E como a equipe criativa teve liberdade total para trilhar os rumos dessa história, eles decidiram explorar todos os clichés possíveis dos filmes de terror sacana das fitas VHS do século passado. Então, há vários núcleos na trama que vão convergir os caminhos em dado momento: tem as crianças desbocadas, os adolescentes vândalos, os guardas bonachões e meio desligados da realidade e aquilo que, pra mim, é o coração do filme: uma dupla ao melhor estilo “Buddy Cop”, com a exceção de não se tratarem de policiais, mas de dois traficantes em busca da cocaína perdida. O arco desses dois, que são vividos brilhantemente por Alden Ehrenreich e O’Shea Jackson Jr., representa perfeitamente o tipo de subversão que esse filme propõe. Eles podem representar os vilões da história, só que são abordados quase como uma dupla de policiais, com o guarda bom e o guarda mau. Você compra as situações em que eles se metem, por mais absurdas que sejam, e chega até a torcer por eles.
O outro núcleo que rouba a cena é chefiado pela mãe das crianças perdidas, que sai em busca dos pimpolhos floresta adentro com a guarda-florestal e quem mais encontrar pelo caminho. A partir desse encontro, o grupo esbarra no urso, o que gera novos núcleos. Cada um mais inesperado e ridículo que o outro, formados apenas para serem mortos das formas mais violentas e explícitas possíveis.
E se nos filmes antigos havia uma carência de orçamento, que fazia com que as equipes de efeitos visuais se virassem com o que tinham para criar cenas grotescas, a verba mais alta aqui foi revertida praticamente para criar o urso em CGI, porque o resto das lesões, que incluem desmembramentos, tripas de fora, mãos explodidas e um verdadeiro banho de sangue, são fruto de um trabalho maravilhoso de efeitos práticos.

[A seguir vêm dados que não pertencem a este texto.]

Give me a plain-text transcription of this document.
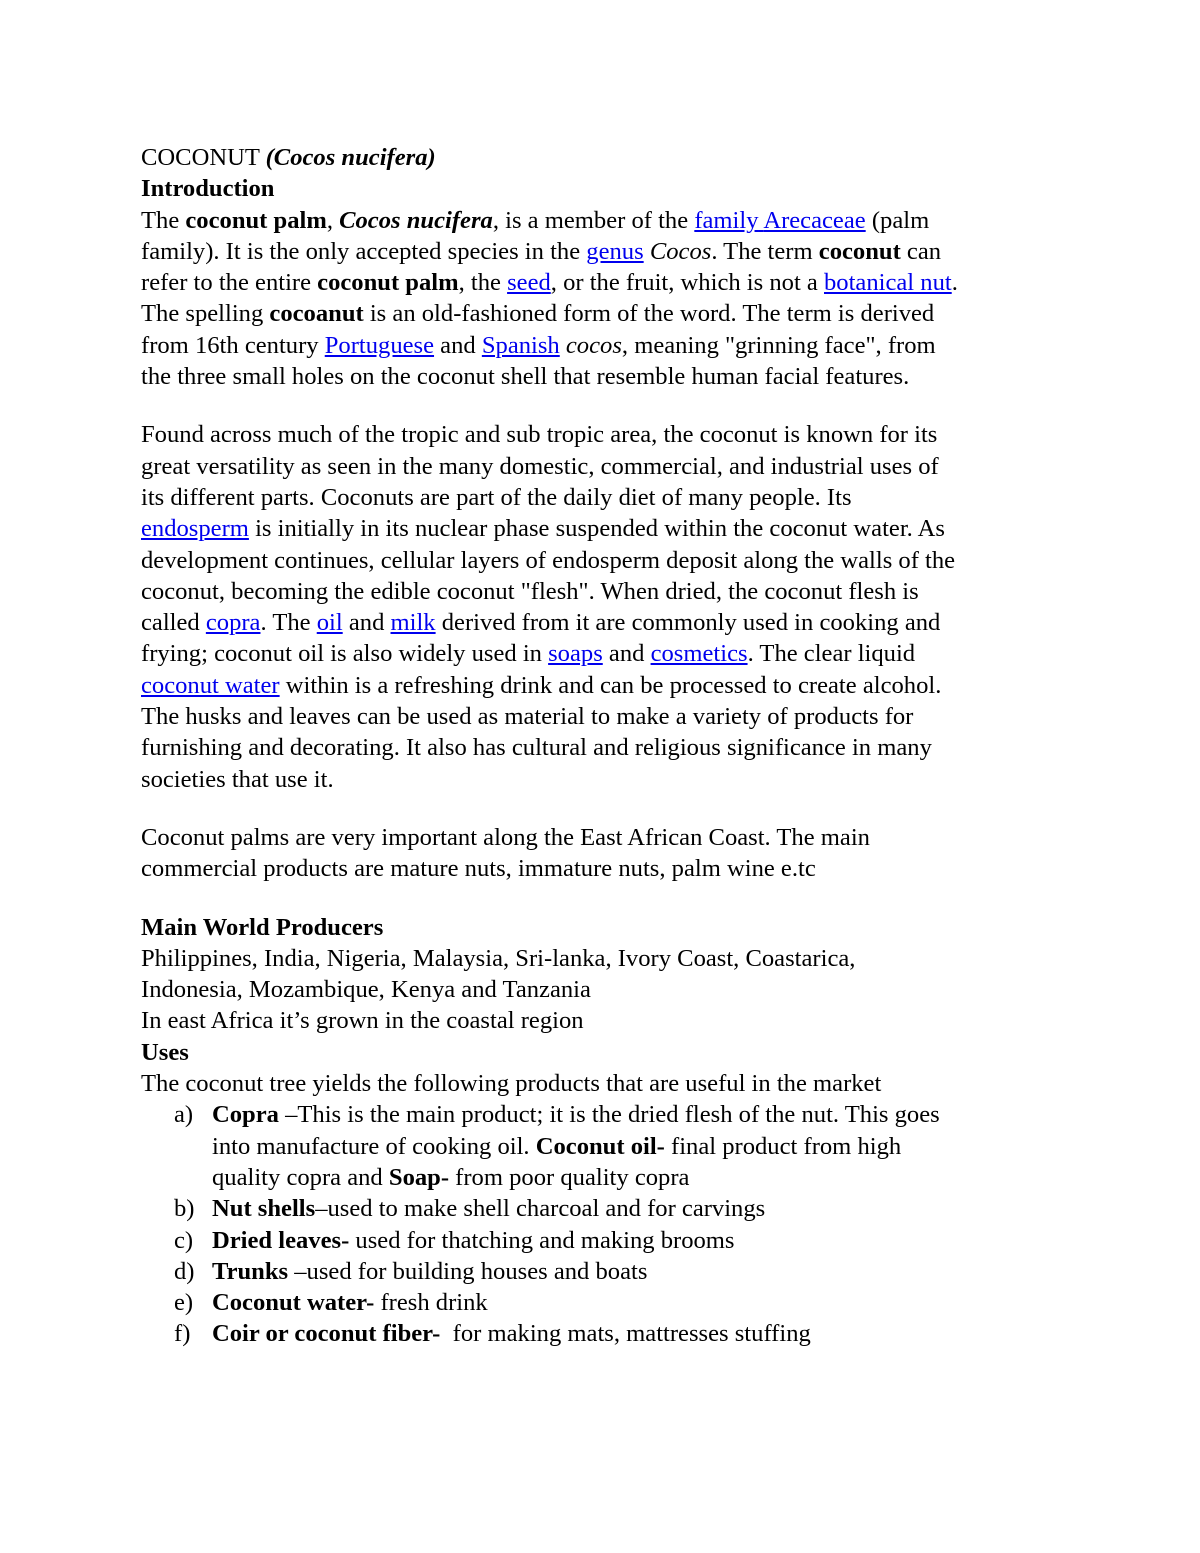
COCONUT (Cocos nucifera)
Introduction
The coconut palm, Cocos nucifera, is a member of the family Arecaceae (palm
family). It is the only accepted species in the genus Cocos. The term coconut can
refer to the entire coconut palm, the seed, or the fruit, which is not a botanical nut.
The spelling cocoanut is an old-fashioned form of the word. The term is derived
from 16th century Portuguese and Spanish cocos, meaning "grinning face", from
the three small holes on the coconut shell that resemble human facial features.
Found across much of the tropic and sub tropic area, the coconut is known for its
great versatility as seen in the many domestic, commercial, and industrial uses of
its different parts. Coconuts are part of the daily diet of many people. Its
endosperm is initially in its nuclear phase suspended within the coconut water. As
development continues, cellular layers of endosperm deposit along the walls of the
coconut, becoming the edible coconut "flesh". When dried, the coconut flesh is
called copra. The oil and milk derived from it are commonly used in cooking and
frying; coconut oil is also widely used in soaps and cosmetics. The clear liquid
coconut water within is a refreshing drink and can be processed to create alcohol.
The husks and leaves can be used as material to make a variety of products for
furnishing and decorating. It also has cultural and religious significance in many
societies that use it.
Coconut palms are very important along the East African Coast. The main
commercial products are mature nuts, immature nuts, palm wine e.tc
Main World Producers
Philippines, India, Nigeria, Malaysia, Sri-lanka, Ivory Coast, Coastarica,
Indonesia, Mozambique, Kenya and Tanzania
In east Africa it’s grown in the coastal region
Uses
The coconut tree yields the following products that are useful in the market
a) Copra –This is the main product; it is the dried flesh of the nut. This goes
into manufacture of cooking oil. Coconut oil- final product from high
quality copra and Soap- from poor quality copra
b) Nut shells–used to make shell charcoal and for carvings
c) Dried leaves- used for thatching and making brooms
d) Trunks –used for building houses and boats
e) Coconut water- fresh drink
f) Coir or coconut fiber-  for making mats, mattresses stuffing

É a boa e velha chacina cinematográfica, que consegue chocar por seu caráter explícito, ao mesmo tempo que diverte com o absurdo das situações e as reações dos personagens que são estereótipos ambulantes. Vale destacar a participação MARAVILHOSA de Jesse Tyler Ferguson (o Mitchell, de Modern Family), que é tão idiota e propositalmente caricata, que te faz torcer pro urso destroçá-lo da maneira mais cruel possível.
Nesse meio, há também uma dupla infantil que esbanja talento. Brooklynn Prince surgiu para o cinema quase um bebê em Projeto Flórida (2017), já Christian Convery aqueceu o coração dos fãs de quadrinhos com a série Sweet Tooth (2021). No filme, a duplinha do barulho tem muita química em cena e trazem aquele humor infantil para um contexto mais adulto de drogas e homicídios. Eles protagonizam cenas que também beiram o absurdo e arrancam aquele riso de desespero, mas certamente se divertiram horrores gravando esse filme e suas “nuances”, por assim dizer.
E fez bem ter essa molecada, porque senão certos momentos ficariam pesados demais, tirando esse equilíbrio de comédia de terror, podendo levar mais para o lado do terror em si, o que quebraria um pouco dessa atmosfera oitentista que o longa promove. Falando nessa década, a construção de “anos 80” de O Urso do Pó Branco é muito competente, dando banho de caracterização em muitas projetos de orçamento maior. Eles usam a simplicidade da época para trazer figurinos variados que explicitam bem o que era a época.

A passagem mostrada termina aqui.